Lastly, I would like to discuss how Jimi not only transcended musical genres but he also transcended race. He stands out as being a left-handed African-American in a sea of British right handed guitar gods.  But I feel like Hendrix was bigger than any one race or any planet for that matter.   He was a child of the universe.
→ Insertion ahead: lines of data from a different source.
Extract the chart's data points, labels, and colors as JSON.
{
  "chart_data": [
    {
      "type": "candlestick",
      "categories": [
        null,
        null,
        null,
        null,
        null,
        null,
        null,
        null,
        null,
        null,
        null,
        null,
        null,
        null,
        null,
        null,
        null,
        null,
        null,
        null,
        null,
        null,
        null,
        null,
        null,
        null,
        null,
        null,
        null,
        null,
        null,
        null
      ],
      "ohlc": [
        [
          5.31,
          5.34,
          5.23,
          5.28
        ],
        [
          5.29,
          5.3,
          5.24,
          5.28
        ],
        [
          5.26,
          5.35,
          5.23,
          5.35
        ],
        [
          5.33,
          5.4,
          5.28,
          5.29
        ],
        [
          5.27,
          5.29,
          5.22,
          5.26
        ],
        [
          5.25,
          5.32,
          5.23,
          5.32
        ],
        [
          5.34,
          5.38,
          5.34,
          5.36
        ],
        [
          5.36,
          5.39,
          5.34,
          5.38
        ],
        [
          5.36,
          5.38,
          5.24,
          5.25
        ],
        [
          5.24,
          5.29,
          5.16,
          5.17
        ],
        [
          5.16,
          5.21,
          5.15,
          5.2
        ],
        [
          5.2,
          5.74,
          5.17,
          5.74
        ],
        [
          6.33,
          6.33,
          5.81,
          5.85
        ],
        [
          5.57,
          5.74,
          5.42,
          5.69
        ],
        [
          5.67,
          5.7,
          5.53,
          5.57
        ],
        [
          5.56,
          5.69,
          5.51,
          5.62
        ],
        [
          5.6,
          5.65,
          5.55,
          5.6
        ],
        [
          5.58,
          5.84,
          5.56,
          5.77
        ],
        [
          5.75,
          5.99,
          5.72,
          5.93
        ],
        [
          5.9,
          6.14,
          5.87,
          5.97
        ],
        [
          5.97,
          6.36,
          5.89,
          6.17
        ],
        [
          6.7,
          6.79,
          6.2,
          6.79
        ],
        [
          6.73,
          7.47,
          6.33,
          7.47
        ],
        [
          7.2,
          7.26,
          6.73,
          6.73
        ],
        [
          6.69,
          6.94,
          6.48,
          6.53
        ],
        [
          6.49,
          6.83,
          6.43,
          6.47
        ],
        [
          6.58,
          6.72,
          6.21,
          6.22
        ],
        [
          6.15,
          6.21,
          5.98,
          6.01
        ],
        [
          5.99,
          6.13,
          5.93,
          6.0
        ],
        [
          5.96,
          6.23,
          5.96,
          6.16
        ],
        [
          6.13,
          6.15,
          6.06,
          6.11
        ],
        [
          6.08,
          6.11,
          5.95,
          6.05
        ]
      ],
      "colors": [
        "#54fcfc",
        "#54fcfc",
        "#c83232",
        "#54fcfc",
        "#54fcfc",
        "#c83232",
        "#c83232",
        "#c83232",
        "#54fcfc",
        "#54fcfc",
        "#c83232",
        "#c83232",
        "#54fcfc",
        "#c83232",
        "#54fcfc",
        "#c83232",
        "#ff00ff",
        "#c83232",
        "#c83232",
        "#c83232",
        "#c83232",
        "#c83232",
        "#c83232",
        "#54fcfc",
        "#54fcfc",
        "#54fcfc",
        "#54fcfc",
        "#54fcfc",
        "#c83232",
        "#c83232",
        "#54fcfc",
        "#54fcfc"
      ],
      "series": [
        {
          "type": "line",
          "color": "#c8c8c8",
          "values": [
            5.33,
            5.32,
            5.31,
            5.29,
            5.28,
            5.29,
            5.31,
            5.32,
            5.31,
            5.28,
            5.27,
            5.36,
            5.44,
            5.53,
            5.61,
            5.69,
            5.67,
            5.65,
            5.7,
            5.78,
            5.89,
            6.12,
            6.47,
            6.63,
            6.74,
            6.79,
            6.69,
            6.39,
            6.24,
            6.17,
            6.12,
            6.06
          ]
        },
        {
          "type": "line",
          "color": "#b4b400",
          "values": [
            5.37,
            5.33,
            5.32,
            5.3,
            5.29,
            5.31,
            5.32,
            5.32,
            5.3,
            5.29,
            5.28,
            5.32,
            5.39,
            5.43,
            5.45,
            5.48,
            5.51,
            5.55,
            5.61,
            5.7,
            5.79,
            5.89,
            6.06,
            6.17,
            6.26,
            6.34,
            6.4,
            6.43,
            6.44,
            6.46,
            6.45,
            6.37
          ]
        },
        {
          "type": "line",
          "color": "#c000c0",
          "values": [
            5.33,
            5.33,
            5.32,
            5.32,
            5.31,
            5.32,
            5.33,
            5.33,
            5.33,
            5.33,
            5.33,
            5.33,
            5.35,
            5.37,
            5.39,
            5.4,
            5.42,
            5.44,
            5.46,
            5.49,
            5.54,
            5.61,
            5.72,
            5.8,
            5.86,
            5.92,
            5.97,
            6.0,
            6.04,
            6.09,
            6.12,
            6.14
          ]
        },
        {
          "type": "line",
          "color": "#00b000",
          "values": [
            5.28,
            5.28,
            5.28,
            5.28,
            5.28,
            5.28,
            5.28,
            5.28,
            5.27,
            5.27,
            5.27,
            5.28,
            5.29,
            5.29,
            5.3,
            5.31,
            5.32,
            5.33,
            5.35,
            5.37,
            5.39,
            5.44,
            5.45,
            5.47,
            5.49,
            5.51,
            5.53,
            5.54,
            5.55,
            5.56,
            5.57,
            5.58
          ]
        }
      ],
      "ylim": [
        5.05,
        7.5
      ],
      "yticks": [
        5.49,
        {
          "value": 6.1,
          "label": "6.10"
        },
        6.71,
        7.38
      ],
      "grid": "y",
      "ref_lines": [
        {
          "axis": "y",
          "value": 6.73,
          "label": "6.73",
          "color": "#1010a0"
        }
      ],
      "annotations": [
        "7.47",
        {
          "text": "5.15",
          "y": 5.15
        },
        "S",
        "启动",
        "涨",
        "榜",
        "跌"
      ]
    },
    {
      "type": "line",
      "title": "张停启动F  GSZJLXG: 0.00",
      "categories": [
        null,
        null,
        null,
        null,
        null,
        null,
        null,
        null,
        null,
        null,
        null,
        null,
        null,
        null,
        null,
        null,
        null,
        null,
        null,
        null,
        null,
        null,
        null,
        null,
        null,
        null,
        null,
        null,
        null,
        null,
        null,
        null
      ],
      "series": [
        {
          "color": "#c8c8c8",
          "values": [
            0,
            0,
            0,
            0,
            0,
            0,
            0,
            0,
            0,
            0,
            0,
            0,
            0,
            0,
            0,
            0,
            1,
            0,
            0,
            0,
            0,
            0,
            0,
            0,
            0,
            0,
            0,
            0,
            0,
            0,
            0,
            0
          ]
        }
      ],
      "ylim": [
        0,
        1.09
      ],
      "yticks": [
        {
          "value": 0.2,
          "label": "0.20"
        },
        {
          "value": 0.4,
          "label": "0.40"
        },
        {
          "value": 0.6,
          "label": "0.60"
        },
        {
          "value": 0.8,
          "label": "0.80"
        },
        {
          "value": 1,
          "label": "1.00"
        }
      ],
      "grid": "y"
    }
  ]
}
He combined Muddy Waters with Bob Dylan and shot it to Saturn.  I think people overlook his Cherokee roots.  To me the intro to Voodoo Chile has roots that come from Native American origins.  Jimi's philosophy and ways of looking at the world in spiritual terms also resonates with those roots.  When I hear a Hendrix interview, I am reminded just how deeply profound this man was.  He was beyond his years in so many ways.

 

Ok, now let's get to the best Hendrix album.

 

I wanted to discuss all of the sides of Hendrix because I think each of his albums showcase different aspects of his greatness.  Are You Experienced? is a very upbeat album with many of his signature songs.  It is a perfectly crafted album in that regard.  Purple Haze, Fire, Foxy Lady, Wind Cries Mary, Red House and Manic Depression.  Damn!  That's a hit machine.  Great songs, great lyrics, passionate performances and a groundbreaking sound.  Let's not forget the amazing album cover artwork.  Pure Psychedelic Rock Perfection.

 

Axis: Bold As Love is an intense album but in a much more subdued manner.  The hip word would be chill.  The album has arguably some of the best Hendrix lyrics and rhythm guitar playing.  It is also his album that is most wide reaching in terms of style and influences.  It continues the precedent set by his debut release of incredible album artwork.  Spanish Castle Magic is one of my all time favs!  I love this album.

 

Electric Ladyland is represents a major shift for Hendrix.  His producer, Chas Chandler, was very focused on keeping songs arranged for radio and hit potential.   For instance, Purple Haze had over a thousand words long and Chas helped him put his ideas together.  On Ladyland, I still feel Chas's influence but Jimi was able to extend his songs and showcase his guitar even more.  The solo on All Along The Watchtower remains one of the finest crafted solos of all time.  The lyrics were not as profound and introspective as this previous releases but they were still incredible.  The album artwork did not match up to the greatness of his previous efforts,  In the end, Electric Ladyland is my choice for best Hendrix album because it marries the songwriting hit machine with the extended jams and improvisation.  For me, it is the best overall snapshot of who Hendrix was.

 

Band of Gypsys showcases another side of Hendrix.  His band is heavy,  funky and playing a thick pocket.  This album has less to do with hit songs and great vocals and melodies.  It is a very spiritual hard hitting groove album. It's almost like Hendrix re-defined the guitar all over again.  Just listen to Machine Gun and you will hear his brilliance.  This is the album that I love to crank and jam along with.

 

The Winner Is...

 

The Fans Pick is Are You Experienced?